/OfflineLimiter

Proof of concept true peak limiter. It's too heavy so processing is done on offline.

Primary LanguageC++GNU General Public License v2.0GPL-2.0

Offline Limiter

Offline Limiter is an almost true-peak limiter. "Almost" here means that accuracy depends on up-sampling ratio.

2 different multirate technique is used. One is FIR polyphase, and other is using FFT. Default is FIR polyphase because FFT up-sampling requires large amount of memory.

It runs offline because it's too heavy.

Known Bug

When input signal contains sudden amplitude change, and FIR polyphase up-sampling is used, limiting may fail as output exceeds 0 dB. Mitigation is to apply limiter again, or use FFT up-sampling by setting 2 or greater number to --upsample.

Possible reason is distortion introduced in limiting process. On up-sampled signal, limiter produces frequency components higher than source Nyquist frequency. However, down-sampler truncates them. This truncation changes the peak in down-sampled signal.


When --fadeout is non-zero, --trim is set, and FIR polyphase up-sampling is used, fade-out is only partially applied to output. Current implementation doesn't account the length of trim.

Build

Requires C++ compiler with C++20 support.

Dependencies are following.

  • Boost::program_options
  • Boost::exception
  • FFTW3
  • libsndfile

Windows

  1. Install Visual Studio with C++20 support.
  2. Install CMake.
  3. Install vcpkg and dependency listed above.
  4. Run following command on PowerShell.
cd OfflineLimiter
./build.ps1

offlinelimiter.exe will be built into build/Release.

Non-Windows

Some modification to top level CMakeLists.txt is required.

Changing following part:

target_compile_options(${PROJECT_NAME} PRIVATE
  /W4
  /fp:fast
  # /Qvec-report:1
)

to:

target_compile_options(${PROJECT_NAME} PRIVATE
  -Wall
  -O3
  -ffast-math
)

might do the trick for g++ and clang++.

After modification, following command might work. On macOS, it might be better to add -GXcode option at line 🤔.

cd OfflineLimiter
cmake -S . -B build -DCMAKE_BUILD_TYPE=Release # 🤔
cmake --build build --config release

Usage

Output format is fixed to 32-bit float WAV.

Detail of limiter parameter is written in BasicLimiter manual linked below. The limiter algorithm is the same. Only multirate processing part is changed.

Below is the list of command line options.

  -h [ --help ]                         Show this message.
  -v [ --verbose ]                      Show processing status.
  -p [ --prompt ] arg                   Answer and skip prompt when value is
                                        set to "yes" or "no". Otherwise, prompt
                                        will show up.
  -i [ --input ] arg                    Input audio file path.
  -o [ --output ] arg                   Output audio file path.
  -u [ --upsample ] arg (=1)            Up-sampling ratio. When set to 1, FIR
                                        polyphase up-sampling is used.

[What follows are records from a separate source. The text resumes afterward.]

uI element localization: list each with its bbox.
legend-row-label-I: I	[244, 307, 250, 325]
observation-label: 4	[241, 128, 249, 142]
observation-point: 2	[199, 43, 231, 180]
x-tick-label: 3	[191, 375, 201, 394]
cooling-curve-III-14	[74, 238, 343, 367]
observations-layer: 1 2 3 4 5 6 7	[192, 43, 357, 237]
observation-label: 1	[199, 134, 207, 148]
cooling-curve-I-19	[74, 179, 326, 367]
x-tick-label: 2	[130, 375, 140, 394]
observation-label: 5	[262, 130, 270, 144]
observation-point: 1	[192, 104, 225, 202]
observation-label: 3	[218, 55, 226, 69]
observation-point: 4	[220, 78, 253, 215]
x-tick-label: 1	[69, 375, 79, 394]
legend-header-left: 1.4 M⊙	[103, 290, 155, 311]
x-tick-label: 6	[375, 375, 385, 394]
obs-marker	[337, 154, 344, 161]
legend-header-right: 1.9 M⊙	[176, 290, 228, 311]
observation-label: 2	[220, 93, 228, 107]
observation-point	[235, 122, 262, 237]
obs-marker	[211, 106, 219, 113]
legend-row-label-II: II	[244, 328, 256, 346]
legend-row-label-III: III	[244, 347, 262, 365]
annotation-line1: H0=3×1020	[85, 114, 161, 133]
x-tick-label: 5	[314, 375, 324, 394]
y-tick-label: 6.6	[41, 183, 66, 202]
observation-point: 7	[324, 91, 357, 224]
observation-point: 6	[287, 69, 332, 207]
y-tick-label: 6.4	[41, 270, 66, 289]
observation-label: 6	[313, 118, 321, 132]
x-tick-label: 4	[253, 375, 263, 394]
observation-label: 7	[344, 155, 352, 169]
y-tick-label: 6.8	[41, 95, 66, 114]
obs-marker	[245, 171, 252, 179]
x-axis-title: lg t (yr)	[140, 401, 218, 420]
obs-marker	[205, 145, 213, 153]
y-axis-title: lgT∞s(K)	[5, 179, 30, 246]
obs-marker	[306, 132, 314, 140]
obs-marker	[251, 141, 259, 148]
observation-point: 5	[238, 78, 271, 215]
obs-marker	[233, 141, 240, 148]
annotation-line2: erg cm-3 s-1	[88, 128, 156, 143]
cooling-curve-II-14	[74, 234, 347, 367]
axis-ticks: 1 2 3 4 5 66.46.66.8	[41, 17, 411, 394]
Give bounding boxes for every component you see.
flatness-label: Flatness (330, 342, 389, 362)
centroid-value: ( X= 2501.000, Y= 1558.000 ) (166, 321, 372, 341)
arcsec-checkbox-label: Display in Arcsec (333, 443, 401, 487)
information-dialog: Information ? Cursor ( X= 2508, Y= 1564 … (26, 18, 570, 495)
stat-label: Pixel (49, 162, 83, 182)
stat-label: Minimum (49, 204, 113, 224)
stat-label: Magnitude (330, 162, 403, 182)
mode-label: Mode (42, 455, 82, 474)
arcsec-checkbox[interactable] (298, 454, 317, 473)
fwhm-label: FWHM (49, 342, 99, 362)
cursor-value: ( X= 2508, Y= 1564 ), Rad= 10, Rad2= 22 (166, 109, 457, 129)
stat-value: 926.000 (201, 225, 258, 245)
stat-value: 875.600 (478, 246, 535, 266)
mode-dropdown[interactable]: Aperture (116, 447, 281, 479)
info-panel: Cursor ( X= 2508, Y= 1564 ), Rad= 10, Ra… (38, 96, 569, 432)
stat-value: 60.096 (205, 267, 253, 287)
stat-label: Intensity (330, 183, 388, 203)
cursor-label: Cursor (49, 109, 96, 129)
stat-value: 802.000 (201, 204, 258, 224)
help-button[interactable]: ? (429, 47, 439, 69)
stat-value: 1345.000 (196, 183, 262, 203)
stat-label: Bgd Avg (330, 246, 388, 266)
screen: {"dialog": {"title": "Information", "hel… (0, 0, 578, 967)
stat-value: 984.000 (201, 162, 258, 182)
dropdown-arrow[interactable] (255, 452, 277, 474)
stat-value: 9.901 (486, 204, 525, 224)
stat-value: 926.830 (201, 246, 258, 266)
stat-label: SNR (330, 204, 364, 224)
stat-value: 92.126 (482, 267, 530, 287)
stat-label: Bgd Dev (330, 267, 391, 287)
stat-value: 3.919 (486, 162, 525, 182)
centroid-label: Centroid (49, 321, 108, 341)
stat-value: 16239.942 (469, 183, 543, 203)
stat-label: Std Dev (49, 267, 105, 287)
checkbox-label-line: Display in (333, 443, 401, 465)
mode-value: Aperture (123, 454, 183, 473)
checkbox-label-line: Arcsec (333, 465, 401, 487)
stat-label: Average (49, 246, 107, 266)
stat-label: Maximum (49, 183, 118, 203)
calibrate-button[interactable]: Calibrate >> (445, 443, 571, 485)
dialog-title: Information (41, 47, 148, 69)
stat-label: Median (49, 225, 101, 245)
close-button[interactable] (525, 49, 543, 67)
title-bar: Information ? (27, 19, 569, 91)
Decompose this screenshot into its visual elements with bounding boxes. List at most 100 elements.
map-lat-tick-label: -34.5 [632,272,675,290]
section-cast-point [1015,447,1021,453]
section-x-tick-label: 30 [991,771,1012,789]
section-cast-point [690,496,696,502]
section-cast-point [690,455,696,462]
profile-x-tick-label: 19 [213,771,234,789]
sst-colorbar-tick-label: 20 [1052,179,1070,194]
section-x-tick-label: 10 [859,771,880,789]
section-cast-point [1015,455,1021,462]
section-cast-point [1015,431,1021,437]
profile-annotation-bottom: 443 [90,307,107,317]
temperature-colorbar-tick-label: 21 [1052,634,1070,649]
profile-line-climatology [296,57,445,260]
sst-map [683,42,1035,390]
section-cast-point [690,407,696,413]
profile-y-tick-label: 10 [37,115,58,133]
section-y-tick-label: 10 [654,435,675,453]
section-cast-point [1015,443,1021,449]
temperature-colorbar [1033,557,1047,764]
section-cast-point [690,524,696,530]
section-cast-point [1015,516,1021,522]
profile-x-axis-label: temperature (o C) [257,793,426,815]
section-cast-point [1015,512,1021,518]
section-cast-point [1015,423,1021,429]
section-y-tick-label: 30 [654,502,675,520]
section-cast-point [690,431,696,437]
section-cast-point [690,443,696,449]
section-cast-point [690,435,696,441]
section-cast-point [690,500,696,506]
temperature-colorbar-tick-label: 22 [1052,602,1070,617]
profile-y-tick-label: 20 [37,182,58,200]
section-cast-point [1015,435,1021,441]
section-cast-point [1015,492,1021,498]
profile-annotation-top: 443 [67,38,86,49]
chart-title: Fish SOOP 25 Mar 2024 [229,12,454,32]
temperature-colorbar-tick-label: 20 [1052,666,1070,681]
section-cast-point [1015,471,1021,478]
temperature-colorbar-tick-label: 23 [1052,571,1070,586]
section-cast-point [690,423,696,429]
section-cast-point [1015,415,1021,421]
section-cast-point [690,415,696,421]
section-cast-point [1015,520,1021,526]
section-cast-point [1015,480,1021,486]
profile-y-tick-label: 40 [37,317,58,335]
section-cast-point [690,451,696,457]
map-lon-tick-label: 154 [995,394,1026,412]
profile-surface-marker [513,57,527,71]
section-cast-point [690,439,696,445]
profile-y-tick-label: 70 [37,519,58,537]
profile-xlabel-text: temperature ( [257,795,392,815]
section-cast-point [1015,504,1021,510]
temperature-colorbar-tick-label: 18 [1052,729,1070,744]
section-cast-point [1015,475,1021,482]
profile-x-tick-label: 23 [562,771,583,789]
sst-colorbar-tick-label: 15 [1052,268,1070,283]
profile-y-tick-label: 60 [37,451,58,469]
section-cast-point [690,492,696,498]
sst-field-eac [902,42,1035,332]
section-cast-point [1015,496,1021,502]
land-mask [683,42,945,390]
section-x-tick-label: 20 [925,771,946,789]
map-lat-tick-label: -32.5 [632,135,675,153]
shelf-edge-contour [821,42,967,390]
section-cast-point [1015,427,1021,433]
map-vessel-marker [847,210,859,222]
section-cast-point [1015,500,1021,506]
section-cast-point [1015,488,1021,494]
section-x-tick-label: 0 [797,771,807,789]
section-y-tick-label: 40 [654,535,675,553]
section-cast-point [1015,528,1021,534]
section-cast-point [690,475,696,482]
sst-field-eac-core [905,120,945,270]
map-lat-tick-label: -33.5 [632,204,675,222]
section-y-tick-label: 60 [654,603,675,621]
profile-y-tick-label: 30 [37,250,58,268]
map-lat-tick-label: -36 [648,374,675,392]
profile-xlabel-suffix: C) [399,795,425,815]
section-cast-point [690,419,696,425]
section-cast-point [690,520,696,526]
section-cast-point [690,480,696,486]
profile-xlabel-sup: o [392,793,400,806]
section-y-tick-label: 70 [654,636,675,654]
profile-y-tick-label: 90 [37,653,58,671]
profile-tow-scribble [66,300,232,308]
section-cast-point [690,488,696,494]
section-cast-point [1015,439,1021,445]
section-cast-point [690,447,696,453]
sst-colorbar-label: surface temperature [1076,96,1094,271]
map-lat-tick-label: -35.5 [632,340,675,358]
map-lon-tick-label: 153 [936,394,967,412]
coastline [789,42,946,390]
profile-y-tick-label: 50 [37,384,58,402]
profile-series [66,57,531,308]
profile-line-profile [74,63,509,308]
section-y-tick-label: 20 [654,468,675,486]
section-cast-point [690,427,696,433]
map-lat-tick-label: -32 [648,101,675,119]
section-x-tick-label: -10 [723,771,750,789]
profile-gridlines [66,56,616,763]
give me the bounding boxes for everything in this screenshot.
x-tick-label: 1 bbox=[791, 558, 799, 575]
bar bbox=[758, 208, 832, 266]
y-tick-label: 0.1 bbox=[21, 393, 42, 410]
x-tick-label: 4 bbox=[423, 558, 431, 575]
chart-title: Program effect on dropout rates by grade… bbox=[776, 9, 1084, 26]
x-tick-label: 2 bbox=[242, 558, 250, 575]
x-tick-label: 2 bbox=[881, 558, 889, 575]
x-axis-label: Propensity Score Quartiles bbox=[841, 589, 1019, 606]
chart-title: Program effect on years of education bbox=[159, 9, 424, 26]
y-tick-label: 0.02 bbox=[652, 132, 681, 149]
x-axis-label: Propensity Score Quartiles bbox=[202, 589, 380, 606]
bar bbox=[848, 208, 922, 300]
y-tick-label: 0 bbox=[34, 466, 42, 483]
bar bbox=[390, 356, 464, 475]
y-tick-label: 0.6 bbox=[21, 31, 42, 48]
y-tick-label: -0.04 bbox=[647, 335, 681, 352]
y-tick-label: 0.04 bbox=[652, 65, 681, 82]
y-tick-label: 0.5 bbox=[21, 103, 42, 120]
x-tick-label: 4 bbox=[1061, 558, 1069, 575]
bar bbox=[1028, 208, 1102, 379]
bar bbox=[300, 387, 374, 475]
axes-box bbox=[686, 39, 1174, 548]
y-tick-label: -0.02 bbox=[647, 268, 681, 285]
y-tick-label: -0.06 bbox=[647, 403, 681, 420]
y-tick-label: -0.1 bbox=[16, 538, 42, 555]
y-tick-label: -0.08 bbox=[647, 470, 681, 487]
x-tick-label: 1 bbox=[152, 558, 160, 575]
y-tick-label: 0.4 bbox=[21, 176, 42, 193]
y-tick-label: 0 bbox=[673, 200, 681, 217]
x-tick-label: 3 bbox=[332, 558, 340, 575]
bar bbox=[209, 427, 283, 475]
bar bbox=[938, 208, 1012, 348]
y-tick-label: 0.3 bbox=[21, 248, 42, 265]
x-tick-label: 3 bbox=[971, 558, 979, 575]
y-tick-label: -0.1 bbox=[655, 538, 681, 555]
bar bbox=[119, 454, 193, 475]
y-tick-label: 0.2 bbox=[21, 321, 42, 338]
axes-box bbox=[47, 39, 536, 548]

When set
                                        to greater than 1, FFT up-sampling is
                                        used. FFT up-sampling requires large
                                        amount of memory that is multiple of
                                        input file size and up-sampling ratio.
                                        If FFT up-sampling is enabled and
                                        up-sampled peak is below threshold,
                                        processing will be skipped. Recommend
                                        to set to 16 or greater for precise
                                        true-peak limiting.
  --trim                                --trim has no effect when --upsample is
                                        set to greater than 1. When specified,
                                        input frame count and output frame
                                        count become the same, by trimming
                                        artifacts introduced by multirate
                                        processing. When not specified, output
                                        signal becomes longer than input
                                        signal. Additional frame count is (158
                                        + attack * samplerate) at front, and
                                        290 at back. Theoretically, trimmed
                                        signal is no longer true-peak limited.
  -m [ --memory ] arg (=1)              Memory warning threshold in GiB. When
                                        estimated memory allocation exceeds
                                        this value, prompt will show up.
  --maxiter arg (=4)                    Maximum iteration count for additional
                                        stage limiting. Sometimes the result of
                                        true-peak limiting still exceeds the
                                        threshold. It's hard to predict the
                                        final sample-peak before donw-sampling.
                                        (If you know the method, please let me
                                        know!) Therefore offlinelimiter applies
                                        extra stage limiting in case of
                                        insufficient limiting. Loop continues
                                        until the final sample-peak becomes
                                        below 0 dB, or iteration count reaches
                                        --maxiter.
  --highpass arg (=0)                   Cutoff frequency of linear phase
                                        highpass filter in Hz. Inactivate when
                                        set to 0. Useful to eliminate direct
                                        current.
  -a [ --attack ] arg (=0.0013333333333333333)
                                        Attack time in seconds.
  -s [ --sustain ] arg (=0.0013333333333333333)
                                        Sustain time in seconds.
  -r [ --release ] arg (=0)             Release time in seconds.
  -t [ --threshold ] arg (=-0.10000000000000001)
                                        Limiter threshold in decibel.
  -g [ --gate ] arg (=-inf)             Gate threshold in decibel. Setting the
                                        value to -inf disables the gate.
  -l [ --link ] arg (=0.5)              Stereo or multi-channel link amount in
                                        [0.0, 1.0]. 0.0 is no link, and 1.0 is
                                        full link.
  -f [ --fadeout ] arg (=0.001)         Fade-out time in seconds. Equal power
                                        curve (or quarter cosine curve) is
                                        used.
  -n [ --normalize ] arg (=-inf)        Target amplitude of normalization in
                                        decibel. Setting the value to +inf,
                                        -inf, or other non-finite value
                                        bypasses normalization. The metering is
                                        10-second moving average. In other
                                        words, this is not sample-peak
                                        normalization, and more close to RMS
                                        normalization.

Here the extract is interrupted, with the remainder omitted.